Lynley reckoned these would likely stand in place of her dinner. He knew the signs, having worked for so many years with Barbara Havers and having thus become accustomed to the single policewoman’s eating habits. He considered extending an invitation to the superintendent: dinner at his home in Eaton Terrace? He rejected the idea, as he couldn’t imagine as yet sharing his dining table with anyone.

“He may have made it to the altar,” he said. “Married. Philip Hale will be able to tell us. Or perhaps John Stewart. We’re developing a rather long list for the background checks. John can help out there if you’ve a mind to move him.”

“Oh, I’m sure he’d adore that assignment.” The superintendent took her bag of goods, said thanks to the shop girl, and headed for her car. The day was heating up. Surrounded by and composed of bricks, concrete, and macadam, possessing all the possible charms that overfull wheelie bins and rubbish on the street could provide, the area immediately round the railway arches was like a wrestler’s armpit: steaming and malodorous.

They got into the car before Isabelle Ardery said more. She cranked down the window, cursed that she did not have air-conditioning, pardoned herself for cursing, and then said, “What d’you make of him, then?”

“Isn’t there a song about it?” Lynley said. “Looking for love in all the wrong places?” He wound down his window as well. They headed off. His mobile rang. He looked at the number and felt an unaccustomed moment of dread. Assistant Commissioner Hillier was phoning, or at least his office was.
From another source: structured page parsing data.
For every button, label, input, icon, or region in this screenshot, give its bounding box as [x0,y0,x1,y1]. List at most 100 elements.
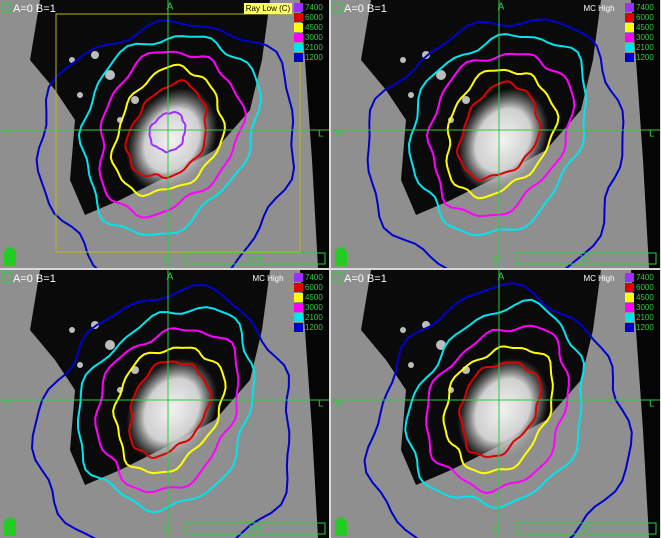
orientation-left: L [318,129,324,140]
legend-swatch [294,43,303,52]
legend-swatch [625,33,634,42]
isodose-contour [445,68,560,200]
beam-icon [1,2,12,13]
scale-label: 124 [579,524,593,533]
orientation-anterior: A [167,2,174,13]
isodose-contour [77,35,263,237]
beam-label: A=0 B=1 [344,273,387,285]
isodose-contour [128,360,213,460]
orientation-anterior: A [167,272,174,283]
legend-swatch [625,283,634,292]
patient-icon [335,517,347,536]
legend-dose: 7400 [636,3,654,12]
isodose-contour [457,361,543,459]
legend-swatch [294,53,303,62]
legend-swatch [625,303,634,312]
beam-icon [332,272,343,283]
isodose-contour [425,52,576,218]
scale-label: 124 [579,254,593,263]
orientation-right: R [4,399,11,410]
vessel [436,70,446,80]
legend-dose: 2100 [636,313,654,322]
legend-dose: 4500 [305,23,323,32]
legend-dose: 4500 [305,293,323,302]
legend-swatch [294,313,303,322]
isodose-contour [407,33,587,237]
legend-swatch [294,283,303,292]
legend-swatch [294,23,303,32]
outside-body [631,0,660,268]
isodose-contour [98,50,247,219]
legend-dose: 6000 [636,13,654,22]
legend-dose: 7400 [305,3,323,12]
isodose-contour [109,63,226,198]
legend-swatch [294,273,303,282]
plan-label-bg [244,3,292,14]
patient-icon [335,247,347,266]
beam-label: A=0 B=1 [13,273,56,285]
legend-swatch [625,3,634,12]
vessel [400,57,406,63]
legend-swatch [625,23,634,32]
vessel [69,327,75,333]
tumor [457,87,549,193]
tumor [457,357,549,463]
beam-icon [1,272,12,283]
roi-box [55,13,301,253]
scale-label: 124 [248,254,262,263]
legend-dose: 2100 [305,43,323,52]
orientation-left: L [649,399,655,410]
orientation-right: R [335,129,342,140]
vessel [69,57,75,63]
vessel [400,327,406,333]
tumor [126,357,218,463]
beam-label: A=0 B=1 [13,3,56,15]
legend-swatch [294,303,303,312]
scale-bar [184,252,326,265]
outside-body [631,270,660,538]
orientation-anterior: A [498,272,505,283]
orientation-left: L [649,129,655,140]
isodose-contour [455,80,542,182]
isodose-contour [425,324,570,495]
panel-content: A=0 B=1 A R L P Ray Low (C) 740060004500300021… [0,0,329,268]
isodose-contour [366,18,625,268]
scale-bar [515,522,657,535]
vessel [77,92,83,98]
orientation-left: L [318,399,324,410]
legend-swatch [625,273,634,282]
legend-swatch [294,3,303,12]
isodose-contour [30,283,291,538]
legend-swatch [625,313,634,322]
legend-dose: 3000 [305,303,323,312]
orientation-right: R [4,129,11,140]
vessel [408,92,414,98]
legend-dose: 4500 [636,293,654,302]
isodose-contour [35,19,296,268]
vessel [105,70,115,80]
scale-bar [184,522,326,535]
isodose-contour [112,346,227,475]
legend-swatch [294,293,303,302]
isodose-contour [404,298,586,509]
beam-icon [332,2,343,13]
plan-label: MC High [583,274,614,283]
orientation-right: R [335,399,342,410]
legend-dose: 1200 [305,323,323,332]
legend-dose: 4500 [636,23,654,32]
plan-label: MC High [583,4,614,13]
orientation-posterior: P [494,526,501,537]
legend-swatch [294,323,303,332]
vessel [408,362,414,368]
legend-dose: 2100 [636,43,654,52]
legend-dose: 2100 [305,313,323,322]
legend-dose: 7400 [305,273,323,282]
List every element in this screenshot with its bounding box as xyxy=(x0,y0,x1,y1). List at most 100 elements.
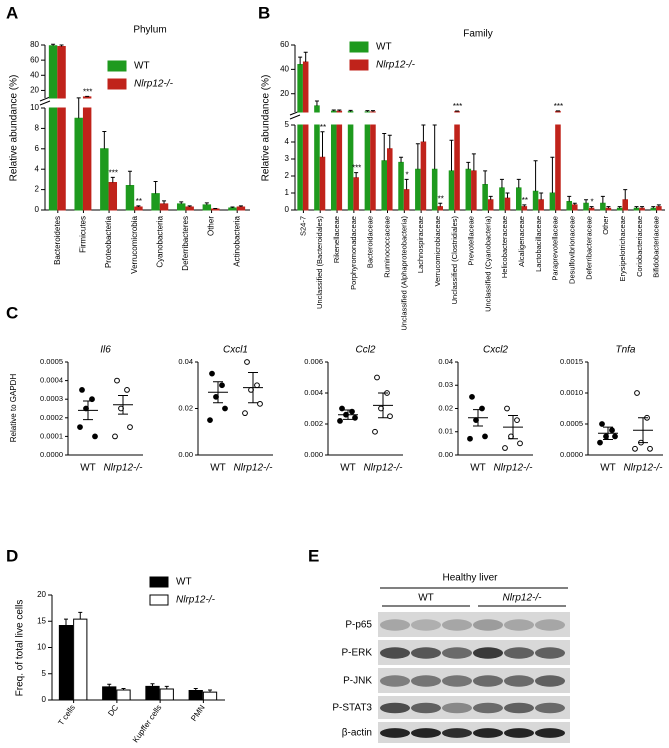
blot-strip xyxy=(378,612,570,637)
x-tick-label: Nlrp12-/- xyxy=(104,463,144,474)
bar xyxy=(448,170,455,211)
bar xyxy=(566,201,572,211)
y-tick-label: 4 xyxy=(285,137,290,146)
error-bar xyxy=(370,110,375,112)
y-tick-label: 0.006 xyxy=(304,357,323,366)
x-tick-label: Alcaligenaceae xyxy=(517,216,526,267)
panel-letter: B xyxy=(258,3,270,22)
sem-bar xyxy=(473,409,483,427)
data-point xyxy=(114,377,120,384)
sem-bar xyxy=(638,417,648,444)
row-label: P-JNK xyxy=(343,676,372,687)
error-bar xyxy=(589,206,594,209)
band xyxy=(442,647,472,659)
error-bar xyxy=(539,192,544,200)
error-bar xyxy=(303,51,308,63)
bar xyxy=(482,184,488,211)
x-tick-label: Kupffer cells xyxy=(131,703,164,744)
bar xyxy=(656,206,662,211)
x-tick-label: PMN xyxy=(189,703,207,723)
bar xyxy=(353,177,359,211)
bar xyxy=(145,685,160,701)
error-bar xyxy=(127,170,132,186)
data-point xyxy=(609,427,615,434)
error-bar xyxy=(204,202,209,205)
data-point xyxy=(222,405,228,412)
x-tick-label: Deferribacteres xyxy=(181,216,190,271)
band xyxy=(535,728,565,738)
data-point xyxy=(257,400,263,407)
x-tick-label: DC xyxy=(106,703,120,718)
significance: * xyxy=(591,198,594,207)
row-label: P-ERK xyxy=(341,648,372,659)
y-tick-label: 0.004 xyxy=(304,388,323,397)
band xyxy=(473,675,503,687)
error-bar xyxy=(348,109,353,112)
x-tick-label: Lachnospiraceae xyxy=(416,216,425,273)
data-point xyxy=(599,421,605,427)
error-bar xyxy=(617,206,622,209)
bar xyxy=(336,110,343,211)
sem-bar xyxy=(603,426,613,440)
blot-title: Healthy liver xyxy=(442,573,498,584)
y-axis-label: Freq. of total live cells xyxy=(15,600,26,697)
bar xyxy=(398,161,404,211)
error-bar xyxy=(213,207,218,209)
y-tick-label: 40 xyxy=(280,64,289,73)
bar xyxy=(364,111,371,211)
band xyxy=(380,619,410,631)
error-bar xyxy=(567,195,572,202)
y-tick-label: 0.002 xyxy=(304,419,323,428)
data-point xyxy=(479,405,485,412)
y-tick-label: 20 xyxy=(37,590,46,599)
error-bar xyxy=(455,110,460,112)
x-tick-label: Helicobacteraceae xyxy=(500,216,509,278)
bar xyxy=(202,204,212,211)
y-tick-label: 0.00 xyxy=(178,450,193,459)
chart-title: Family xyxy=(463,29,492,40)
error-bar xyxy=(634,206,639,209)
bar xyxy=(437,206,444,211)
chart-title: Phylum xyxy=(133,25,166,36)
band xyxy=(504,675,534,687)
x-tick-label: Deferribacteraceae xyxy=(584,216,593,280)
bar xyxy=(302,61,309,211)
error-bar xyxy=(387,134,392,149)
y-tick-label: 1 xyxy=(285,188,290,197)
error-bar xyxy=(51,43,56,46)
bar xyxy=(532,190,539,211)
band xyxy=(442,728,472,738)
band xyxy=(442,619,472,631)
x-tick-label: WT xyxy=(210,463,226,474)
x-tick-label: Unclassified (Cyanobacteria) xyxy=(483,215,492,311)
data-point xyxy=(647,445,653,452)
error-bar xyxy=(382,133,387,161)
data-point xyxy=(92,433,98,440)
error-bar xyxy=(59,44,64,47)
bar xyxy=(521,206,528,211)
chart-title: Cxcl1 xyxy=(223,345,248,356)
bar xyxy=(600,202,606,211)
y-tick-label: 0.01 xyxy=(438,427,453,436)
legend-label: Nlrp12-/- xyxy=(134,79,174,90)
bar xyxy=(228,207,237,211)
band xyxy=(473,647,503,659)
bar xyxy=(58,624,74,701)
x-tick-label: Porphyromonadaceae xyxy=(349,216,358,290)
bar xyxy=(185,206,194,211)
error-bar xyxy=(298,56,303,65)
bar xyxy=(319,156,326,211)
bar xyxy=(159,203,169,211)
band xyxy=(473,619,503,631)
error-bar xyxy=(365,110,370,112)
error-bar xyxy=(572,202,577,205)
bar xyxy=(125,185,135,211)
bar xyxy=(100,148,109,211)
y-tick-label: 0.0000 xyxy=(40,450,63,459)
bar xyxy=(188,690,203,701)
y-tick-label: 0.0004 xyxy=(40,376,63,385)
error-bar xyxy=(314,100,319,106)
group-label: WT xyxy=(418,593,434,604)
y-tick-label: 5 xyxy=(42,669,47,678)
bar xyxy=(108,181,118,211)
Where was the inspector and could he come to the AC’s office? Hillier’s secretary wanted to know. And welcome back to New Scotland Yard, Detective Inspector. This is an unofficial meeting, by the way. No need to mention it to anyone.

Code for don’t mention this meeting to Isabelle Ardery, and why, accordingly, didn’t you let the assistant commissioner know you would be returning to work? Lynley didn’t much like the inference that could be drawn from it all. He said that he was out at the moment but he would come in to see the assistant commissioner as soon as he could. He included the words
assistant commissioner
with a slow deliberation. He felt Ardery glance in his direction.

He said to her as he ended the call, “Hillier. Wanting a word.”

She drove on, her gaze on the road. She said, “Thank you, Thomas. Are you always so decent?”

“Virtually never.”

She smiled. “I meant John Stewart, by the way.”

“Pardon?”

“When I asked what you make of him.”

“Ah. Right. Well. He and Barbara have nearly come to blows over the years, if that’s any help.”

“Women in general, then? Or women coppers?”

“That’s something I’ve never been able to work out. He was married once. It ended badly.”

“Ha. I expect we know who wanted to end it.” Isabelle said nothing more till they’d crossed over the river again. And then, “I’m going to want a warrant, Thomas.”

“Hmm. Yes. I expect that’s the only course. And he knows his rights rather too well, doesn’t he. Hillier would call it an unfortunate sign of the times.”

It came to Lynley as he spoke that he’d followed Ardery’s line of thought with ease. They’d gone smoothly from John Stewart to Paolo di Fazio without the need for clarification and without the further need for Ardery to explain why a search warrant was required: They were going to want to gather up the artist’s sculpting tools. Indeed, they were going to need the tools of every one of the artists with whom Paolo di Fazio shared space. Forensic examinations would have to be done on everything.